Ольту не нравилось такое положение дел. Его циничный успел взвесить и оценить все последствия такого, с позволения сказать, боя и они ему не понравились. Учитывая будущее развитие событий, ему не нужны были добренькие, размякшие от сочувствия, дружинники. Ему нужны были волки, которые без всякой жалости загрызут любого, отбросив в сторону все симпатии и даже чувство равнодушия было неприемлемо. Ему было нужно, чтобы преобладающим направлением движения их душ стала ненависть к врагам деревни. А эти, сейчас безвольные и безобидные, именно такими врагами и были. И не приди сегодня деревенская дружина сюда, завтра эти вояки, протрезвев, пришли бы в их деревню и еще неизвестно, чем бы тогда все закончилось.
Ольт подошел к Карно и отозвал его в сторону. Никто не слышал, о чем они говорили, они отошли достаточно далеко, но то, что Ольт что-то доказывает, это по его жестам поняли все. Видно было, как мальчишка что-то говорил, а воевода, хмурясь и временами несогласно поднимая руку, слушал. Но видно доводы Ольта оказались убедительными, так как Карно минут через десять махнул рукой в жесте: «Единый с тобой, делай как знаешь» и подозвал ближайшего десятника.

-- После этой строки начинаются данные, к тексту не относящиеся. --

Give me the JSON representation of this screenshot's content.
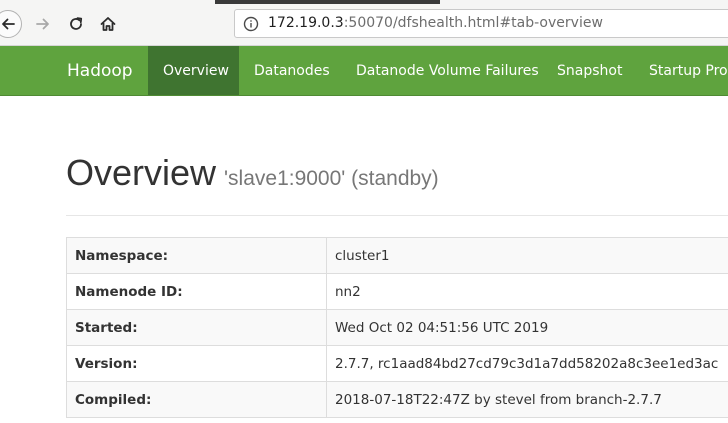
{
  "browser": {
    "url_host": "172.19.0.3",
    "url_rest": ":50070/dfshealth.html#tab-overview",
    "icons": [
      "back-arrow-icon",
      "forward-arrow-icon",
      "reload-icon",
      "home-icon",
      "info-icon"
    ]
  },
  "navbar": {
    "brand": "Hadoop",
    "items": [
      {
        "label": "Overview",
        "active": true
      },
      {
        "label": "Datanodes",
        "active": false
      },
      {
        "label": "Datanode Volume Failures",
        "active": false
      },
      {
        "label": "Snapshot",
        "active": false
      },
      {
        "label": "Startup Progress",
        "active": false
      }
    ],
    "colors": {
      "background": "#5fa33e",
      "active": "#3f7430",
      "text": "#ffffff"
    }
  },
  "header": {
    "title": "Overview",
    "subtitle": "'slave1:9000' (standby)"
  },
  "overview_table": {
    "rows": [
      {
        "label": "Namespace:",
        "value": "cluster1"
      },
      {
        "label": "Namenode ID:",
        "value": "nn2"
      },
      {
        "label": "Started:",
        "value": "Wed Oct 02 04:51:56 UTC 2019"
      },
      {
        "label": "Version:",
        "value": "2.7.7, rc1aad84bd27cd79c3d1a7dd58202a8c3ee1ed3ac"
      },
      {
        "label": "Compiled:",
        "value": "2018-07-18T22:47Z by stevel from branch-2.7.7"
      }
    ]
  }
}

- Найдите из этих, - он указал на сопяще-храпящую кучу рукой, - барона Кредрона и приведите ко мне. И соберите на сход всех деревенских. Через несколько минут двое дружинников приволокли пьяного в умат барона со связанными за спиной руками, оказавшимся здоровенным детиной с бычьей шеей и черной густой бородой. Он ворочал налитыми кровью глазами и надувал щеки в тщетной попытке выругаться сквозь мешающий ему кляп. Народ уже вытащил из петли тело старосты и положил рядом с еще одним трупом, женщиной, чье горло было безжалостно перерезано. Крестьяне, еще не понявшие, что власть переменилась и не знающие, чего им еще ожидать, молча собирались в толпу. Тут и там виднелись, освобожденные из коровника старосты, местные мужики в разной степени побитости. Двое из них, не в силах стоять самостоятельно, опирались на плечи жен и детей. В глазах крестьян, еще не отошедших от ужасов последних дней, было выражение безысходности и какой-то покорности, происходящей от бессилия, что-то изменить.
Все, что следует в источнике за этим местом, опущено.